Wayne Community College has graduated its 76th Basic Law Enforcement Training class. The eight cadets who completed the college’s academy received certificates to work as sworn law enforcement officers in North Carolina.
Certificates were conferred on:
- Blake Ryan Davis, Goldsboro
- Estefan Antonio Daza of Fremont
- David John Gravatt of Pikeville
- Timothy Jacob Gray of La Grange
- Stephen Timothy Harper of Kinston
- Todd Michael Jessee of Goldsboro
- Dioselina Maldonado Osorio of Walstonburg
- Hunter Derrick Walker of La Grange.
Awards were presented for outstanding performance and leadership.
Davis garnered the Major J. Memmelarr Student Excellence Award. In addition to being the overall top graduate, WCC Public Safety Division Chair Beverly Deans said that “every situation [Davis] was put into, he always came out with a positive and professional attitude” and he demonstrated a “true and sincere dedication” to the law enforcement profession.
Formerly the valedictorian award, it has been renamed to honor Jay R. Memmelarr Jr., an officer with the Goldsboro Police Department who died in the line of duty in 2017. He had been the valedictorian of his WCC BLET class and later became an instructor for the academy.
The Physical Fitness Award went to Walker. He excelled in all activities designed to prepare the recruits for the Police Officer’s Physical Ability Test and timed runs.
Gray was presented the Top Gun Award for demonstrating the most overall proficiency in use of firearms.

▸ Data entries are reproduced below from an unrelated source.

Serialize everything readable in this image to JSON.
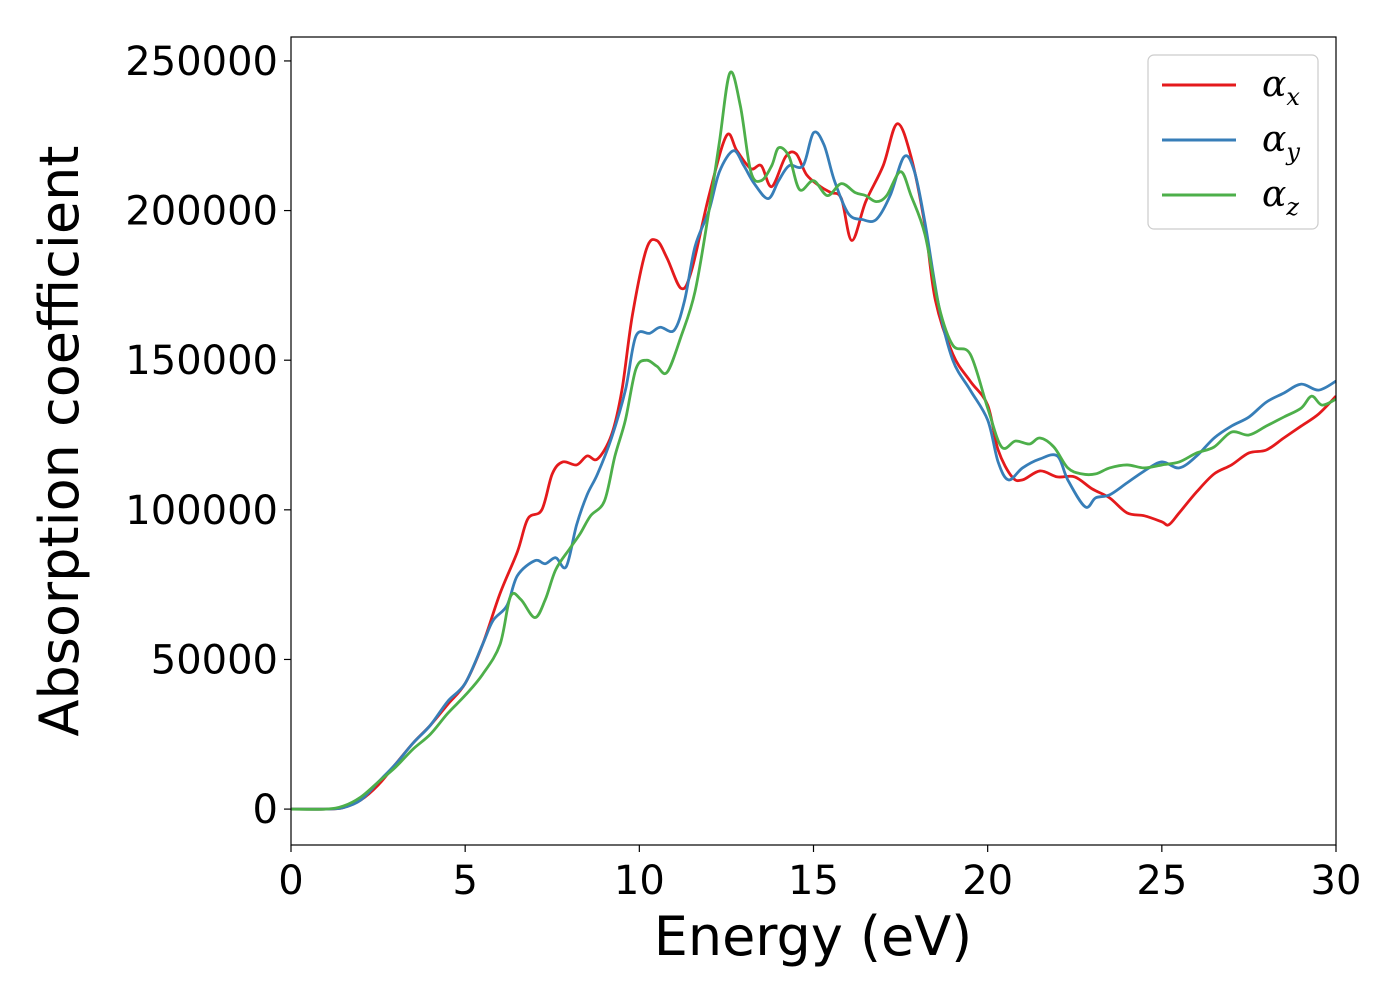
{
  "chart_data": {
    "type": "line",
    "xlabel": "Energy (eV)",
    "ylabel": "Absorption coefficient",
    "xlim": [
      0,
      30
    ],
    "ylim": [
      -12000,
      258000
    ],
    "xticks": [
      0,
      5,
      10,
      15,
      20,
      25,
      30
    ],
    "yticks": [
      0,
      50000,
      100000,
      150000,
      200000,
      250000
    ],
    "grid": false,
    "legend_position": "top-right",
    "series": [
      {
        "name": "α_x",
        "name_base": "α",
        "name_sub": "x",
        "color": "#e41a1c",
        "points": [
          [
            0,
            0
          ],
          [
            1,
            0
          ],
          [
            1.5,
            500
          ],
          [
            2,
            3000
          ],
          [
            2.5,
            8000
          ],
          [
            3,
            15000
          ],
          [
            3.5,
            22000
          ],
          [
            4,
            28000
          ],
          [
            4.5,
            35000
          ],
          [
            5,
            42000
          ],
          [
            5.5,
            55000
          ],
          [
            6,
            72000
          ],
          [
            6.5,
            86000
          ],
          [
            6.8,
            97000
          ],
          [
            7.2,
            100000
          ],
          [
            7.5,
            112000
          ],
          [
            7.8,
            116000
          ],
          [
            8.2,
            115000
          ],
          [
            8.5,
            118000
          ],
          [
            8.8,
            117000
          ],
          [
            9.2,
            125000
          ],
          [
            9.5,
            140000
          ],
          [
            9.8,
            165000
          ],
          [
            10.2,
            187000
          ],
          [
            10.5,
            190000
          ],
          [
            10.8,
            184000
          ],
          [
            11.2,
            174000
          ],
          [
            11.5,
            180000
          ],
          [
            12,
            205000
          ],
          [
            12.5,
            225000
          ],
          [
            12.8,
            220000
          ],
          [
            13.2,
            214000
          ],
          [
            13.5,
            215000
          ],
          [
            13.8,
            208000
          ],
          [
            14.2,
            218000
          ],
          [
            14.5,
            219000
          ],
          [
            14.8,
            212000
          ],
          [
            15.2,
            208000
          ],
          [
            15.5,
            206000
          ],
          [
            15.8,
            204000
          ],
          [
            16.1,
            190000
          ],
          [
            16.5,
            203000
          ],
          [
            17,
            215000
          ],
          [
            17.4,
            229000
          ],
          [
            17.8,
            218000
          ],
          [
            18.2,
            195000
          ],
          [
            18.5,
            170000
          ],
          [
            19,
            152000
          ],
          [
            19.5,
            143000
          ],
          [
            20,
            135000
          ],
          [
            20.3,
            120000
          ],
          [
            20.7,
            111000
          ],
          [
            21,
            110000
          ],
          [
            21.5,
            113000
          ],
          [
            22,
            111000
          ],
          [
            22.5,
            111000
          ],
          [
            23,
            107000
          ],
          [
            23.5,
            104000
          ],
          [
            24,
            99000
          ],
          [
            24.5,
            98000
          ],
          [
            25,
            96000
          ],
          [
            25.2,
            95000
          ],
          [
            25.5,
            99000
          ],
          [
            26,
            106000
          ],
          [
            26.5,
            112000
          ],
          [
            27,
            115000
          ],
          [
            27.5,
            119000
          ],
          [
            28,
            120000
          ],
          [
            28.5,
            124000
          ],
          [
            29,
            128000
          ],
          [
            29.5,
            132000
          ],
          [
            30,
            138000
          ]
        ]
      },
      {
        "name": "α_y",
        "name_base": "α",
        "name_sub": "y",
        "color": "#377eb8",
        "points": [
          [
            0,
            0
          ],
          [
            1,
            0
          ],
          [
            1.5,
            500
          ],
          [
            2,
            3000
          ],
          [
            2.5,
            9000
          ],
          [
            3,
            15000
          ],
          [
            3.5,
            22000
          ],
          [
            4,
            28000
          ],
          [
            4.5,
            36000
          ],
          [
            5,
            42000
          ],
          [
            5.5,
            55000
          ],
          [
            5.8,
            63000
          ],
          [
            6.2,
            68000
          ],
          [
            6.5,
            78000
          ],
          [
            7,
            83000
          ],
          [
            7.3,
            82000
          ],
          [
            7.6,
            84000
          ],
          [
            7.9,
            81000
          ],
          [
            8.2,
            95000
          ],
          [
            8.5,
            105000
          ],
          [
            8.8,
            112000
          ],
          [
            9.2,
            124000
          ],
          [
            9.6,
            140000
          ],
          [
            9.9,
            158000
          ],
          [
            10.3,
            159000
          ],
          [
            10.6,
            161000
          ],
          [
            11,
            160000
          ],
          [
            11.3,
            170000
          ],
          [
            11.6,
            188000
          ],
          [
            12,
            200000
          ],
          [
            12.3,
            213000
          ],
          [
            12.7,
            220000
          ],
          [
            13,
            215000
          ],
          [
            13.3,
            209000
          ],
          [
            13.7,
            204000
          ],
          [
            14,
            210000
          ],
          [
            14.3,
            215000
          ],
          [
            14.7,
            215000
          ],
          [
            15,
            226000
          ],
          [
            15.3,
            222000
          ],
          [
            15.6,
            210000
          ],
          [
            16,
            199000
          ],
          [
            16.4,
            197000
          ],
          [
            16.8,
            197000
          ],
          [
            17.2,
            205000
          ],
          [
            17.6,
            218000
          ],
          [
            17.9,
            213000
          ],
          [
            18.2,
            196000
          ],
          [
            18.6,
            168000
          ],
          [
            19,
            150000
          ],
          [
            19.5,
            140000
          ],
          [
            20,
            130000
          ],
          [
            20.3,
            116000
          ],
          [
            20.6,
            110000
          ],
          [
            21,
            114000
          ],
          [
            21.5,
            117000
          ],
          [
            22,
            118000
          ],
          [
            22.3,
            110000
          ],
          [
            22.8,
            101000
          ],
          [
            23.1,
            104000
          ],
          [
            23.5,
            105000
          ],
          [
            24,
            109000
          ],
          [
            24.5,
            113000
          ],
          [
            25,
            116000
          ],
          [
            25.5,
            114000
          ],
          [
            26,
            118000
          ],
          [
            26.5,
            124000
          ],
          [
            27,
            128000
          ],
          [
            27.5,
            131000
          ],
          [
            28,
            136000
          ],
          [
            28.5,
            139000
          ],
          [
            29,
            142000
          ],
          [
            29.5,
            140000
          ],
          [
            30,
            143000
          ]
        ]
      },
      {
        "name": "α_z",
        "name_base": "α",
        "name_sub": "z",
        "color": "#4daf4a",
        "points": [
          [
            0,
            0
          ],
          [
            1,
            0
          ],
          [
            1.5,
            1000
          ],
          [
            2,
            4000
          ],
          [
            2.5,
            9000
          ],
          [
            3,
            14000
          ],
          [
            3.5,
            20000
          ],
          [
            4,
            25000
          ],
          [
            4.5,
            32000
          ],
          [
            5,
            38000
          ],
          [
            5.5,
            45000
          ],
          [
            6,
            55000
          ],
          [
            6.3,
            71000
          ],
          [
            6.6,
            70000
          ],
          [
            7,
            64000
          ],
          [
            7.3,
            70000
          ],
          [
            7.6,
            80000
          ],
          [
            8,
            87000
          ],
          [
            8.3,
            92000
          ],
          [
            8.6,
            98000
          ],
          [
            9,
            103000
          ],
          [
            9.3,
            118000
          ],
          [
            9.6,
            130000
          ],
          [
            9.9,
            147000
          ],
          [
            10.2,
            150000
          ],
          [
            10.5,
            148000
          ],
          [
            10.8,
            146000
          ],
          [
            11.2,
            158000
          ],
          [
            11.6,
            173000
          ],
          [
            12,
            200000
          ],
          [
            12.3,
            223000
          ],
          [
            12.6,
            246000
          ],
          [
            12.9,
            235000
          ],
          [
            13.2,
            213000
          ],
          [
            13.5,
            210000
          ],
          [
            13.8,
            215000
          ],
          [
            14,
            221000
          ],
          [
            14.3,
            218000
          ],
          [
            14.6,
            207000
          ],
          [
            15,
            210000
          ],
          [
            15.4,
            205000
          ],
          [
            15.8,
            209000
          ],
          [
            16.2,
            206000
          ],
          [
            16.5,
            205000
          ],
          [
            16.8,
            203000
          ],
          [
            17.1,
            205000
          ],
          [
            17.5,
            213000
          ],
          [
            17.8,
            205000
          ],
          [
            18.2,
            192000
          ],
          [
            18.6,
            168000
          ],
          [
            19,
            155000
          ],
          [
            19.5,
            152000
          ],
          [
            20,
            134000
          ],
          [
            20.4,
            121000
          ],
          [
            20.8,
            123000
          ],
          [
            21.2,
            122000
          ],
          [
            21.5,
            124000
          ],
          [
            21.9,
            121000
          ],
          [
            22.3,
            114000
          ],
          [
            22.7,
            112000
          ],
          [
            23.1,
            112000
          ],
          [
            23.5,
            114000
          ],
          [
            24,
            115000
          ],
          [
            24.5,
            114000
          ],
          [
            25,
            115000
          ],
          [
            25.5,
            116000
          ],
          [
            26,
            119000
          ],
          [
            26.5,
            121000
          ],
          [
            27,
            126000
          ],
          [
            27.5,
            125000
          ],
          [
            28,
            128000
          ],
          [
            28.5,
            131000
          ],
          [
            29,
            134000
          ],
          [
            29.3,
            138000
          ],
          [
            29.6,
            135000
          ],
          [
            30,
            137000
          ]
        ]
      }
    ]
  }
}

Cadets complete 40 hours of firearms work in both the classroom and on the firing range.
Daza earned the Leadership Award. According to WCC Law Enforcement Coordinator Angie Blizzard, he “exemplified the definition of leadership.”

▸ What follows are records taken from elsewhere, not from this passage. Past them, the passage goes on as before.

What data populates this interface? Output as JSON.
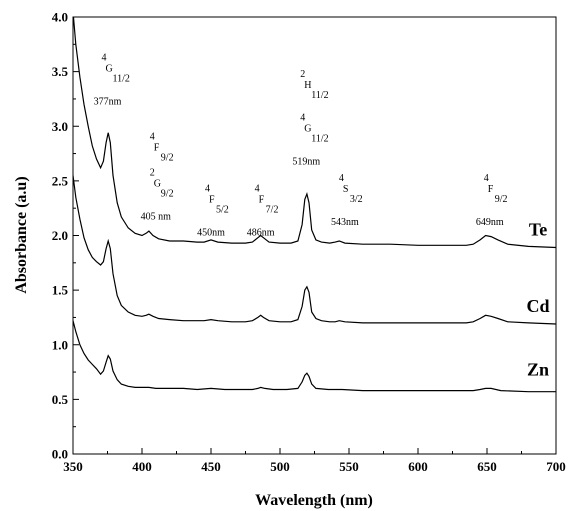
{
  "chart_data": {
    "type": "line",
    "xlabel": "Wavelength (nm)",
    "ylabel": "Absorbance (a.u)",
    "xlim": [
      350,
      700
    ],
    "ylim": [
      0.0,
      4.0
    ],
    "x_ticks": [
      350,
      400,
      450,
      500,
      550,
      600,
      650,
      700
    ],
    "x_tick_labels": [
      "350",
      "400",
      "450",
      "500",
      "550",
      "600",
      "650",
      "700"
    ],
    "y_ticks": [
      0.0,
      0.5,
      1.0,
      1.5,
      2.0,
      2.5,
      3.0,
      3.5,
      4.0
    ],
    "y_tick_labels": [
      "0.0",
      "0.5",
      "1.0",
      "1.5",
      "2.0",
      "2.5",
      "3.0",
      "3.5",
      "4.0"
    ],
    "grid": false,
    "series": [
      {
        "name": "Te",
        "color": "#000000",
        "points": [
          [
            350,
            4.05
          ],
          [
            352,
            3.75
          ],
          [
            355,
            3.45
          ],
          [
            358,
            3.2
          ],
          [
            361,
            3.0
          ],
          [
            364,
            2.82
          ],
          [
            367,
            2.7
          ],
          [
            370,
            2.62
          ],
          [
            372,
            2.68
          ],
          [
            374,
            2.85
          ],
          [
            375.5,
            2.94
          ],
          [
            377,
            2.85
          ],
          [
            379,
            2.55
          ],
          [
            382,
            2.3
          ],
          [
            385,
            2.17
          ],
          [
            390,
            2.07
          ],
          [
            395,
            2.02
          ],
          [
            400,
            2.0
          ],
          [
            403,
            2.02
          ],
          [
            405,
            2.04
          ],
          [
            408,
            2.0
          ],
          [
            412,
            1.97
          ],
          [
            420,
            1.95
          ],
          [
            430,
            1.95
          ],
          [
            440,
            1.94
          ],
          [
            445,
            1.94
          ],
          [
            450,
            1.96
          ],
          [
            455,
            1.94
          ],
          [
            465,
            1.93
          ],
          [
            475,
            1.93
          ],
          [
            480,
            1.94
          ],
          [
            484,
            1.98
          ],
          [
            486,
            2.0
          ],
          [
            488,
            1.98
          ],
          [
            492,
            1.94
          ],
          [
            500,
            1.93
          ],
          [
            508,
            1.93
          ],
          [
            513,
            1.95
          ],
          [
            516,
            2.1
          ],
          [
            518,
            2.33
          ],
          [
            519.5,
            2.38
          ],
          [
            521,
            2.3
          ],
          [
            523,
            2.05
          ],
          [
            526,
            1.96
          ],
          [
            530,
            1.94
          ],
          [
            536,
            1.93
          ],
          [
            540,
            1.94
          ],
          [
            543,
            1.95
          ],
          [
            547,
            1.93
          ],
          [
            560,
            1.92
          ],
          [
            580,
            1.92
          ],
          [
            600,
            1.91
          ],
          [
            620,
            1.91
          ],
          [
            635,
            1.91
          ],
          [
            640,
            1.92
          ],
          [
            645,
            1.96
          ],
          [
            649,
            2.0
          ],
          [
            653,
            1.99
          ],
          [
            658,
            1.96
          ],
          [
            665,
            1.92
          ],
          [
            680,
            1.9
          ],
          [
            700,
            1.89
          ]
        ]
      },
      {
        "name": "Cd",
        "color": "#000000",
        "points": [
          [
            350,
            2.55
          ],
          [
            352,
            2.35
          ],
          [
            355,
            2.15
          ],
          [
            358,
            1.98
          ],
          [
            361,
            1.87
          ],
          [
            364,
            1.8
          ],
          [
            367,
            1.76
          ],
          [
            370,
            1.73
          ],
          [
            372,
            1.76
          ],
          [
            374,
            1.88
          ],
          [
            375.5,
            1.95
          ],
          [
            377,
            1.88
          ],
          [
            379,
            1.65
          ],
          [
            382,
            1.45
          ],
          [
            385,
            1.36
          ],
          [
            390,
            1.3
          ],
          [
            395,
            1.27
          ],
          [
            400,
            1.26
          ],
          [
            403,
            1.27
          ],
          [
            405,
            1.28
          ],
          [
            408,
            1.26
          ],
          [
            412,
            1.24
          ],
          [
            420,
            1.23
          ],
          [
            430,
            1.22
          ],
          [
            440,
            1.22
          ],
          [
            445,
            1.22
          ],
          [
            450,
            1.23
          ],
          [
            455,
            1.22
          ],
          [
            465,
            1.21
          ],
          [
            475,
            1.21
          ],
          [
            480,
            1.22
          ],
          [
            484,
            1.25
          ],
          [
            486,
            1.27
          ],
          [
            488,
            1.25
          ],
          [
            492,
            1.22
          ],
          [
            500,
            1.21
          ],
          [
            508,
            1.21
          ],
          [
            513,
            1.23
          ],
          [
            516,
            1.35
          ],
          [
            518,
            1.5
          ],
          [
            519.5,
            1.53
          ],
          [
            521,
            1.48
          ],
          [
            523,
            1.3
          ],
          [
            526,
            1.24
          ],
          [
            530,
            1.22
          ],
          [
            536,
            1.21
          ],
          [
            540,
            1.21
          ],
          [
            543,
            1.22
          ],
          [
            547,
            1.21
          ],
          [
            560,
            1.2
          ],
          [
            580,
            1.2
          ],
          [
            600,
            1.2
          ],
          [
            620,
            1.2
          ],
          [
            635,
            1.2
          ],
          [
            640,
            1.21
          ],
          [
            645,
            1.24
          ],
          [
            649,
            1.27
          ],
          [
            653,
            1.26
          ],
          [
            658,
            1.24
          ],
          [
            665,
            1.21
          ],
          [
            680,
            1.2
          ],
          [
            700,
            1.19
          ]
        ]
      },
      {
        "name": "Zn",
        "color": "#000000",
        "points": [
          [
            350,
            1.22
          ],
          [
            352,
            1.12
          ],
          [
            355,
            1.0
          ],
          [
            358,
            0.92
          ],
          [
            361,
            0.86
          ],
          [
            364,
            0.82
          ],
          [
            367,
            0.78
          ],
          [
            370,
            0.73
          ],
          [
            372,
            0.76
          ],
          [
            374,
            0.84
          ],
          [
            375.5,
            0.9
          ],
          [
            377,
            0.87
          ],
          [
            379,
            0.76
          ],
          [
            382,
            0.68
          ],
          [
            385,
            0.64
          ],
          [
            390,
            0.62
          ],
          [
            395,
            0.61
          ],
          [
            400,
            0.61
          ],
          [
            405,
            0.61
          ],
          [
            410,
            0.6
          ],
          [
            420,
            0.6
          ],
          [
            430,
            0.6
          ],
          [
            440,
            0.59
          ],
          [
            450,
            0.6
          ],
          [
            460,
            0.59
          ],
          [
            470,
            0.59
          ],
          [
            480,
            0.59
          ],
          [
            484,
            0.6
          ],
          [
            486,
            0.61
          ],
          [
            489,
            0.6
          ],
          [
            495,
            0.59
          ],
          [
            505,
            0.59
          ],
          [
            513,
            0.6
          ],
          [
            516,
            0.66
          ],
          [
            518,
            0.72
          ],
          [
            519.5,
            0.74
          ],
          [
            521,
            0.71
          ],
          [
            523,
            0.64
          ],
          [
            526,
            0.6
          ],
          [
            535,
            0.59
          ],
          [
            545,
            0.59
          ],
          [
            560,
            0.58
          ],
          [
            580,
            0.58
          ],
          [
            600,
            0.58
          ],
          [
            620,
            0.58
          ],
          [
            640,
            0.58
          ],
          [
            645,
            0.59
          ],
          [
            649,
            0.6
          ],
          [
            653,
            0.6
          ],
          [
            660,
            0.58
          ],
          [
            680,
            0.57
          ],
          [
            700,
            0.57
          ]
        ]
      }
    ],
    "series_labels": [
      {
        "text": "Te",
        "x": 687,
        "y": 2.0
      },
      {
        "text": "Cd",
        "x": 687,
        "y": 1.3
      },
      {
        "text": "Zn",
        "x": 687,
        "y": 0.72
      }
    ],
    "annotations": [
      {
        "lines": [
          "4",
          "G",
          "11/2"
        ],
        "nm": "377nm",
        "x": 375,
        "y": 3.5
      },
      {
        "lines": [
          "4",
          "F",
          "9/2"
        ],
        "x": 410,
        "y": 2.78
      },
      {
        "lines": [
          "2",
          "G",
          "9/2"
        ],
        "nm": "405 nm",
        "x": 410,
        "y": 2.45
      },
      {
        "lines": [
          "4",
          "F",
          "5/2"
        ],
        "nm": "450nm",
        "x": 450,
        "y": 2.3
      },
      {
        "lines": [
          "4",
          "F",
          "7/2"
        ],
        "nm": "486nm",
        "x": 486,
        "y": 2.3
      },
      {
        "lines": [
          "2",
          "H",
          "11/2"
        ],
        "x": 519,
        "y": 3.35
      },
      {
        "lines": [
          "4",
          "G",
          "11/2"
        ],
        "nm": "519nm",
        "x": 519,
        "y": 2.95
      },
      {
        "lines": [
          "4",
          "S",
          "3/2"
        ],
        "nm": "543nm",
        "x": 547,
        "y": 2.4
      },
      {
        "lines": [
          "4",
          "F",
          "9/2"
        ],
        "nm": "649nm",
        "x": 652,
        "y": 2.4
      }
    ]
  }
}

Davis and Walker were selected by their peers to speak during the ceremony. Both talked about the rigors of the program, the dedication and sacrifices of their loved ones and friends that allowed them to complete it, and the respect they have for their instructors and their new profession.
“It was a long and tiring eight months, but I would not trade it,” Davis said.

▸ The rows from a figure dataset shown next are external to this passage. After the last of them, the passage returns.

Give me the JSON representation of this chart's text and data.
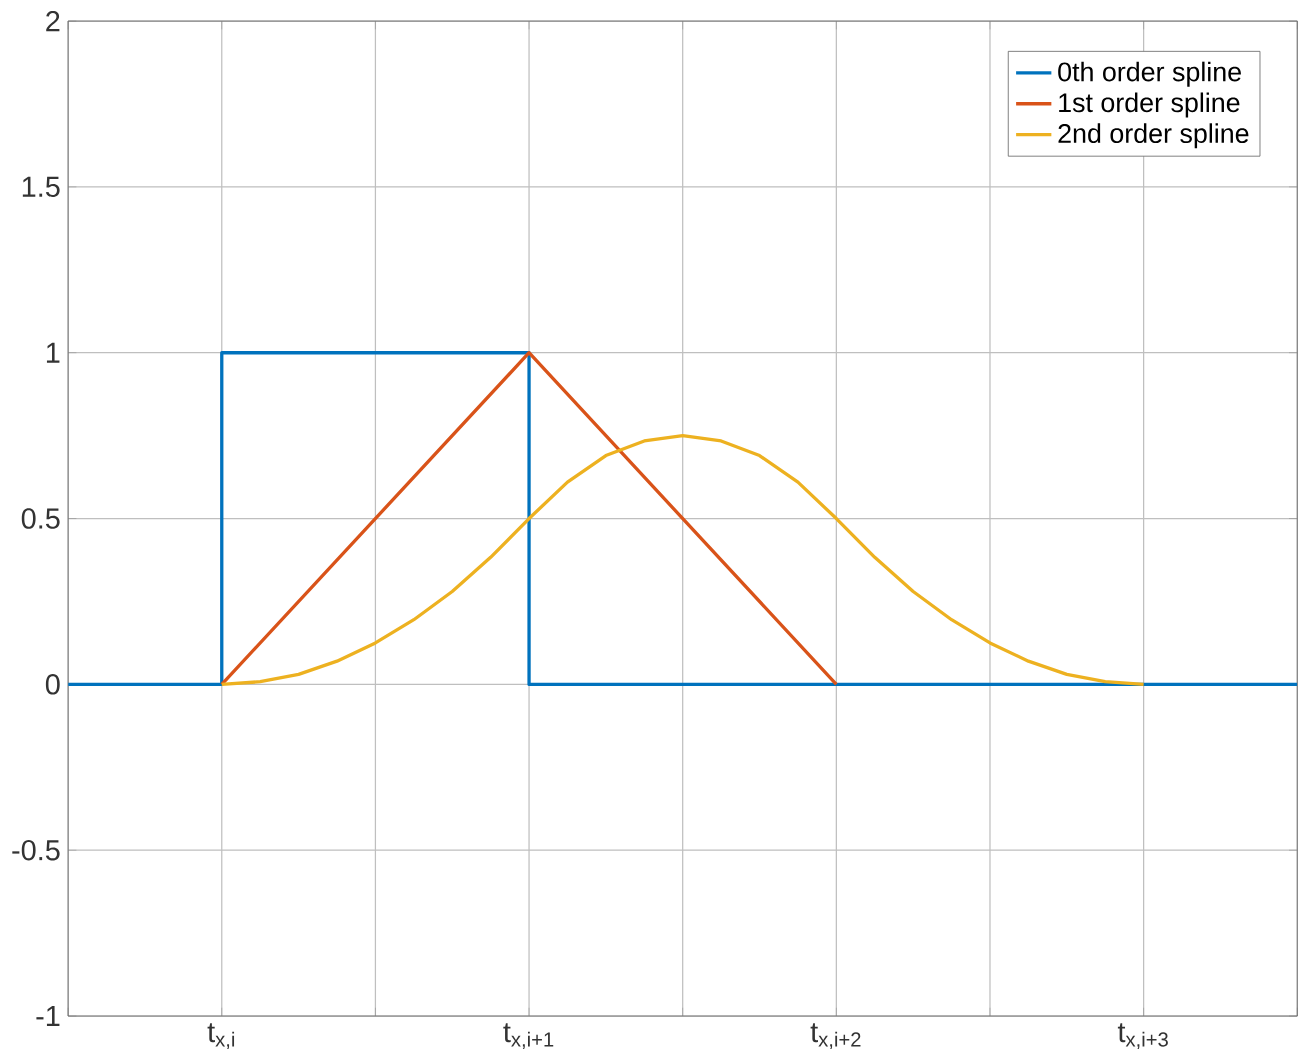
{
  "chart_data": {
    "type": "line",
    "ylim": [
      -1,
      2
    ],
    "categories": [
      null,
      null,
      null,
      null,
      "t$_{x,i}$",
      null,
      null,
      null,
      null,
      null,
      null,
      null,
      "t$_{x,i+1}$",
      null,
      null,
      null,
      null,
      null,
      null,
      null,
      "t$_{x,i+2}$",
      null,
      null,
      null,
      null,
      null,
      null,
      null,
      "t$_{x,i+3}$",
      null,
      null,
      null,
      null
    ],
    "yticks": [
      -1,
      -0.5,
      0,
      0.5,
      1,
      1.5,
      2
    ],
    "grid": true,
    "legend": "top right",
    "line_style": "solid",
    "marker": "none",
    "series": [
      {
        "name": "0th order spline",
        "color": "#0072bd",
        "type": "step",
        "values": [
          0,
          0,
          0,
          0,
          1,
          1,
          1,
          1,
          1,
          1,
          1,
          1,
          0,
          0,
          0,
          0,
          0,
          0,
          0,
          0,
          0,
          0,
          0,
          0,
          0,
          0,
          0,
          0,
          0,
          0,
          0,
          0,
          0
        ]
      },
      {
        "name": "1st order spline",
        "color": "#d95319",
        "values": [
          null,
          null,
          null,
          null,
          0,
          0.125,
          0.25,
          0.375,
          0.5,
          0.625,
          0.75,
          0.875,
          1,
          0.875,
          0.75,
          0.625,
          0.5,
          0.375,
          0.25,
          0.125,
          0,
          null,
          null,
          null,
          null,
          null,
          null,
          null,
          null,
          null,
          null,
          null,
          null
        ]
      },
      {
        "name": "2nd order spline",
        "color": "#edb120",
        "values": [
          null,
          null,
          null,
          null,
          0,
          0.008,
          0.03,
          0.07,
          0.125,
          0.195,
          0.28,
          0.383,
          0.5,
          0.61,
          0.69,
          0.734,
          0.75,
          0.734,
          0.69,
          0.61,
          0.5,
          0.383,
          0.28,
          0.195,
          0.125,
          0.07,
          0.03,
          0.008,
          0,
          null,
          null,
          null,
          null
        ]
      }
    ]
  }
}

Davis and Walker praised their classmates and instructors for their “adaptability” when program formats changed due to the COVID-19 pandemic. Blizzard agreed, saying, “This class learned what it meant to be fluid.”
Davis, Walker, and their instructors noted that the cadets were “the quietest class” in academy history. “We were a very serious class,” Walker said. “It was time to get down to work.”
Deans acknowledged the mental and physical challenges the cadets had faced during 702 hours of training covering a minimum of 39 aspects of law enforcement. She congratulated them for the commitment that got them through all of it and will continue to serve them in the service profession they are entering.
“The first line of defense for your community lies with you,” Deans said. “We are the 24/seven helpline and defense to our streets and neighborhoods. It is your responsibility to protect and serve the citizens of our communities.”
“You now have a unique opportunity because you can dramatically change someone’s life for the better by taking the time to care, truly protect, and serve,” Deans said.
“You have learned a lot about the words ‘integrity,’ ‘honor,’ and ‘discipline,’ and now it is time to go out and not just speak those words, but live those words,’” Blizzard said. “Uphold the sense of duty, dignity, and discipline that you feel today. Keep your head high, your boots shined, and your badge untarnished.”
With this graduating class, the school has produced 1,170 graduates since its establishment in 1983. Currently, WCC graduates work for 52 different law enforcement agencies in this state and more elsewhere.
WCC’s academy is accredited by the North Carolina Criminal Justice Education and Training Standards Commission and North Carolina Sheriffs’ Education and Training Standards Commission through the N.C. Community College System.